The Ankara-based Foundation for Political, Economic and Social Research (SETA) has released a report over the weekend titled “Report: Turkey Extensions of International Media Outlets”.
The 202-page report caused reactions by journalism institutions. Turkish Journalists’ Association (TGC) strongly condemned it as an assault on journalism and Turkish Journalists’ Union (TGS) said it will go to the court against it. There was an outrage on social media by journalists and writers who found the report’s content as denouncing, with a potential to provoke the government for more pressure on the independent media outlets.
The outrage was not in vain. First of all, Turkish reporters and correspondents working for international outlets were not called as such but were referred to as “extensions” by three authors of the report, none of them having any media experience. If not out of total ignorance about media jargon, this terminology can only be aiming to discredit journalists working for international outlets such as BBC, Deutsche Welle, Sputnik, Voice of America, Euronews and CRI, the Chinese radio.
Secondly, the wording is as though reporters or editors for said outlets were committing a crime or illegal activity. Biographies of those journalists are given (some of them with factual mistakes) ina way that highlights their careers in Turkish media outlets that were not in line with President Tayyip Erdoğan’s Justice and Development Party (AKP) government.
Thirdly, references are given to those journalists’ social media posts, arbitrarily handpicked to show them as opponents of Erdoğan or the government.
The truth is that most of the journalists who currently work for international media, which boosted their audience incredibly in recent years, had been left jobless by Turkish media outlets as the companies gradually lost their ownerships to pro-government investors. According to a recent report by the International Press Institute (IPI), more than 70 per cent of Turkish media outlets is now owned by pro-government investors. According to a report by the Turkish Journalists’ Association (TGC) around 10 thousand media employees were left jobless since the Gezi protests in 2013. TGC records show 127 media employees, including journalists and columnists, are in prison.

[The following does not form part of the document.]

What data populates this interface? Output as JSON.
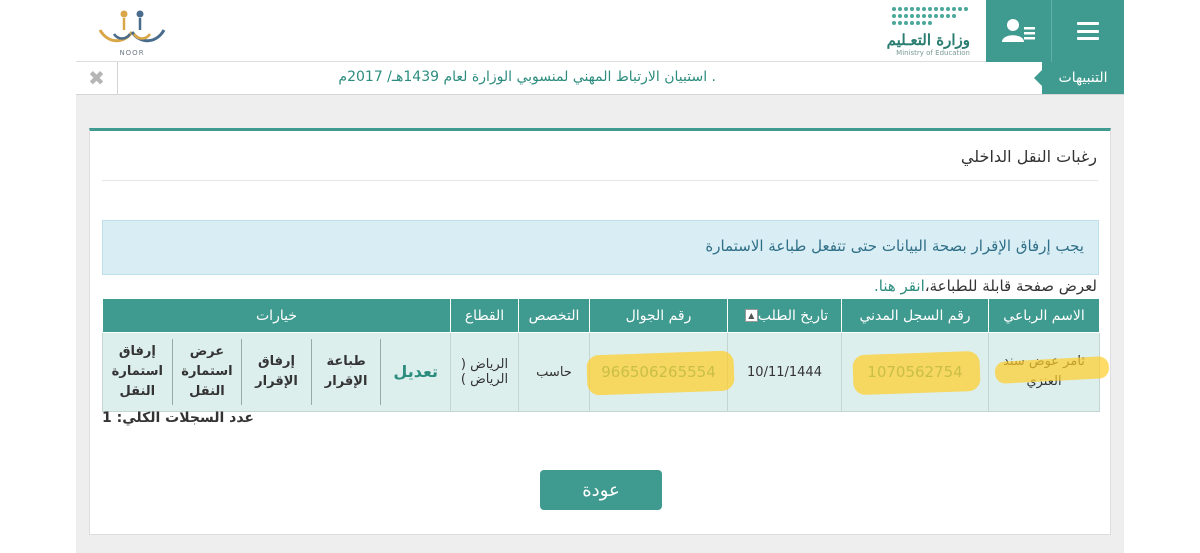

It is interesting that the SETA report was released right when AKP members of parliament complained to Erdoğan in a recent meeting to assess their defeat the Istanbul re-election on June 23 that even their own grassroots are not following “their media”, but others.

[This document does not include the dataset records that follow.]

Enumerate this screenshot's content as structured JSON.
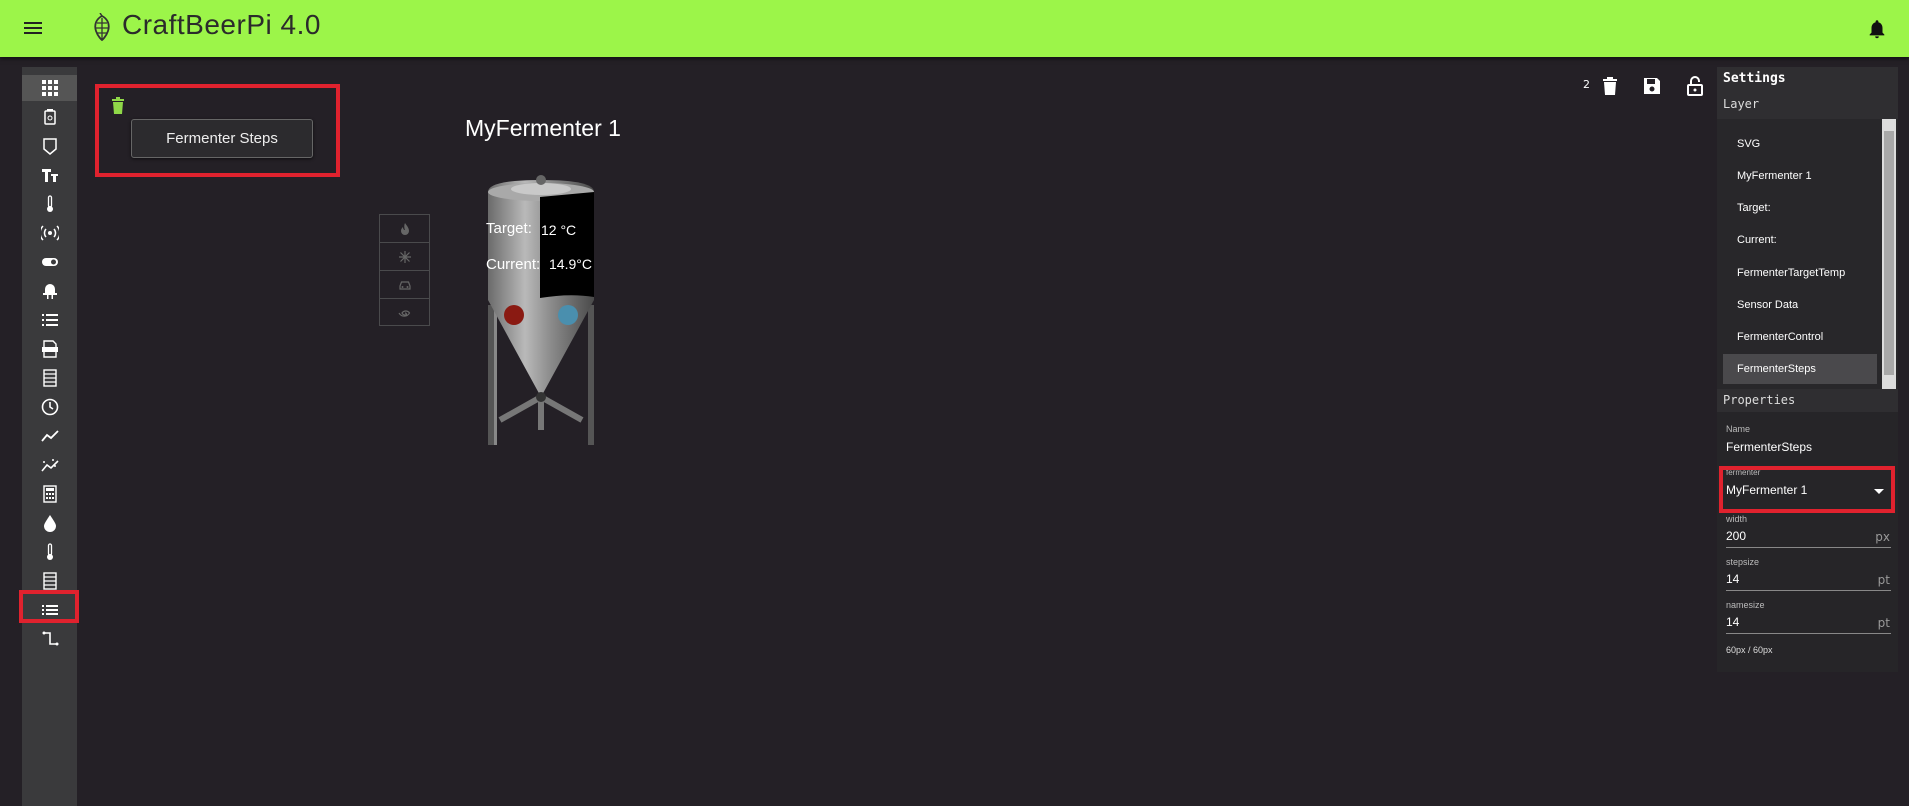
{
  "header": {
    "title": "CraftBeerPi 4.0"
  },
  "sidebar": {
    "icons": [
      "grid-icon",
      "kettle-icon",
      "tag-icon",
      "text-icon",
      "thermometer-icon",
      "sensor-wave-icon",
      "toggle-icon",
      "led-icon",
      "list-icon",
      "svg-file-icon",
      "table-icon",
      "clock-icon",
      "chart-line-icon",
      "chart-scatter-icon",
      "calculator-icon",
      "drop-icon",
      "thermometer-icon",
      "table-icon",
      "steps-list-icon",
      "path-icon"
    ]
  },
  "toolbar": {
    "count": "2"
  },
  "canvas": {
    "steps_button": "Fermenter Steps",
    "fermenter_name": "MyFermenter 1",
    "target_label": "Target:",
    "target_value": "12 °C",
    "current_label": "Current:",
    "current_value": "14.9°C"
  },
  "settings": {
    "title": "Settings",
    "layer_title": "Layer",
    "layers": [
      "SVG",
      "MyFermenter 1",
      "Target:",
      "Current:",
      "FermenterTargetTemp",
      "Sensor Data",
      "FermenterControl",
      "FermenterSteps"
    ],
    "properties_title": "Properties",
    "name_label": "Name",
    "name_value": "FermenterSteps",
    "fermenter_label": "fermenter",
    "fermenter_value": "MyFermenter 1",
    "width_label": "width",
    "width_value": "200",
    "width_unit": "px",
    "stepsize_label": "stepsize",
    "stepsize_value": "14",
    "stepsize_unit": "pt",
    "namesize_label": "namesize",
    "namesize_value": "14",
    "namesize_unit": "pt",
    "footer": "60px / 60px"
  },
  "colors": {
    "accent": "#9cf549",
    "highlight": "#e0222e",
    "background": "#242026"
  }
}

The fact is that a growing portion of the Turkish audience is getting their news not from once-mainstream media but from independent digital platforms or international media services of Turkish origin.
The report shows that the pro-government media, which proved useless for Erdoğan in the last elections despite large financial incentives and support, wants to provoke the government to stop independent voices who are more relied on and followed by the Turkish audience than themselves.
The report might be bad news for three reasons. 1- The Turkish government could ask respective governments to stop the broadcasts, 2- New restrictions could fall on social media platforms used by independent Turkish outlets, 3- Pressure on the content of independent media platforms in Turkey could intensify.
And a little detail: the report was printed, like many other SETA reports, by Turkuvaz Group which owns pro-government Sabah newspaper as well as the ATV channel. The group is run by Serhat Albayrak, the brother of Berat Albayrak, Turkey’s Finance and Treasury Minister, who is also the son-in-law of President Erdoğan.